Deals auf dem Schwarzmarkt. Auch Ibrjam Tschatmaliew erinnert sich an jeden Stör in seinem Leben. Zwölf waren es seit 1990, sieben davon Weibchen. „Bei den ersten Stören war es ein großes Gefühl, jetzt ist es vor allem eine Freude über das Geld“, sagt Tschatmaliew, ein Mann wie ein Bär, mit Dreitagebart und Wollmütze. Breitbeinig steht Tschatmaliew da, als suche er auch auf dem Festland noch die Balance, die im Boot lebenswichtig ist. Seit 2011 ist der Störfang auch in Bulgarien verboten. „Wenn ich einen Beluga erwische, wie könnte ich ihn freilassen?“, fragt Tschatmaliew. Er hat zwei Töchter, sie sollen studieren. Die Einhaltung des Gesetzes klingt in seinen Worten wie ein Verbrechen. Oder zumindest wie eine große Dummheit. „Niemand lässt einen Beluga laufen“, sagt er überzeugt.

Eine einfache Rechnung erklärt, warum Freilassen für die Mehrheit keine Option ist – und warum Artenschützer in beiden Ländern einen steinigen Weg vor sich haben: Ein Fünftel des Gewichts eines weiblichen Störs ist Kaviar. Ein Stör mit 200 Kilo bringt 40 Kilo Kaviar. Fischer verkaufen die Fischeier zu einem Kilopreis von etwa 400 bis 500 Euro, das ist doppelt so viel wie ein monatliches Durchschnittsgehalt. Kaviar finanziert Ausbildungen, Autos, ganze Häuser. Von seiner Beute kostet Tschatmaliew höchstens ein Löffelchen.

Die Ware an den richtigen Mann zu bringen ist die wahre Meisterschaft. Eine risikoreiche Meisterschaft, schließlich muss das Gesetz gebrochen und der Kaviar am Schwarzmarkt verkauft werden. Der Fischer wendet sich an Mittelsmänner, die die kostbaren Eier an Nobelrestaurants in der Hauptstadt, an begüterte Privatkunden oder Kaviarhändler verkaufen. Der Kaviar wird in Gläschen abgefüllt, in Kühltaschen verstaut, übergeben. Der Fischer kehrt mit einer Tasche voller Geld heim, früher waren darin Dollar, heute sind es Euro.

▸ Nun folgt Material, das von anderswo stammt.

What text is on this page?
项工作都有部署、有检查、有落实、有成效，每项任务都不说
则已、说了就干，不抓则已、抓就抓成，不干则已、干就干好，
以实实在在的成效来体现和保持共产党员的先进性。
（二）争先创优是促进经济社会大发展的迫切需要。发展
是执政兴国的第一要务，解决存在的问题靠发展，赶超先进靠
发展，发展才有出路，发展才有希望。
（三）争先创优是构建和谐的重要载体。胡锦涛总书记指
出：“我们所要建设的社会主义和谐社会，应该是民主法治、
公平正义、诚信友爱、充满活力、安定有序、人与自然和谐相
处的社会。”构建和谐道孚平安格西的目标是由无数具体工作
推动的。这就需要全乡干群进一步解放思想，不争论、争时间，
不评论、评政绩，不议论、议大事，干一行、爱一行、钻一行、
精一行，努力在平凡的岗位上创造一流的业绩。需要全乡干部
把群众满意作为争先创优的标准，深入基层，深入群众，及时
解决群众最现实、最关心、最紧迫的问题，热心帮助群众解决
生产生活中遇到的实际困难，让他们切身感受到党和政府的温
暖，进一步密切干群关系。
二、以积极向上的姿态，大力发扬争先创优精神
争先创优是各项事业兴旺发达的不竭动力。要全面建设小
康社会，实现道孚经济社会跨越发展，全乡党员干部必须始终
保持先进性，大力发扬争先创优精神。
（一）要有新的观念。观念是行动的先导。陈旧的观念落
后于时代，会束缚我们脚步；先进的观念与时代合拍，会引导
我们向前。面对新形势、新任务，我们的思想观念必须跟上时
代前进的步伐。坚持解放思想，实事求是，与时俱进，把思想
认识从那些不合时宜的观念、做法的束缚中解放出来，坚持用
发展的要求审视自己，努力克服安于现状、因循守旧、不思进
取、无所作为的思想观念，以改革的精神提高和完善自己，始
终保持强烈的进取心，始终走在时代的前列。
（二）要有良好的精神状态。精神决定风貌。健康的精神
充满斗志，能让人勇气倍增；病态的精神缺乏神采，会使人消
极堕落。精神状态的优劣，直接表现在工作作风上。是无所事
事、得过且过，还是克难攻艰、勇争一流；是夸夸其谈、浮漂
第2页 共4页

In der EU wurden zwischen 2002 und 2007 über sieben Tonnen illegalen Kaviars konfisziert. Doch eine klare Grenze zwischen illegalem und legalem Handel zu ziehen, fällt schwer. Eine Studie des WWF Österreich von 2011 legt nahe, dass auch Fischfarmen in „Etikettenschwindel“ verstrickt sein könnten: Mittels Genanalysen ließ sich feststellen, dass in Bulgarien Wildkaviar aus dem kaspischen Meer als Farmkaviar vermarktet, also „gewaschen“ worden war. Aussagen von Fischern zufolge existiert diese Praxis auch mit bulgarischem Wildkaviar.

In diesen Wochen wiederholt sich die Wanderung der Störe; 100 bis 200 Belugastöre dürften unterwegs sein. Die Laichplätze der Weibchen liegen in zehn Metern Tiefe. Ihre Eier lassen sie zwischen Steine fallen, wo sie geschützt sind vor natürlichen Feinden. Nach ein paar Wochen ist der Panzer der kleinen Störe so hart, dass ihnen andere Flussbewohner nichts mehr anhaben können. Das ist der Zeitpunkt, an dem ihr wahrer Überlebenskampf beginnt.

Fakten

8,4Tonnen Belugastör
wurden nach offiziellen Angaben 2005 in Rumänien gefangen. 2002 waren es noch 21,3 Tonnen – ein Rückgang um 60 Prozent. Ähnlich drastisch ist der Rückgang bei Stellatus und Russischem Stör.

2015Bis dahin gilt das Moratorium für den Fang von Donaustören. Es wurde in Rumänien 2006, in Bulgarien 2011 erlassen.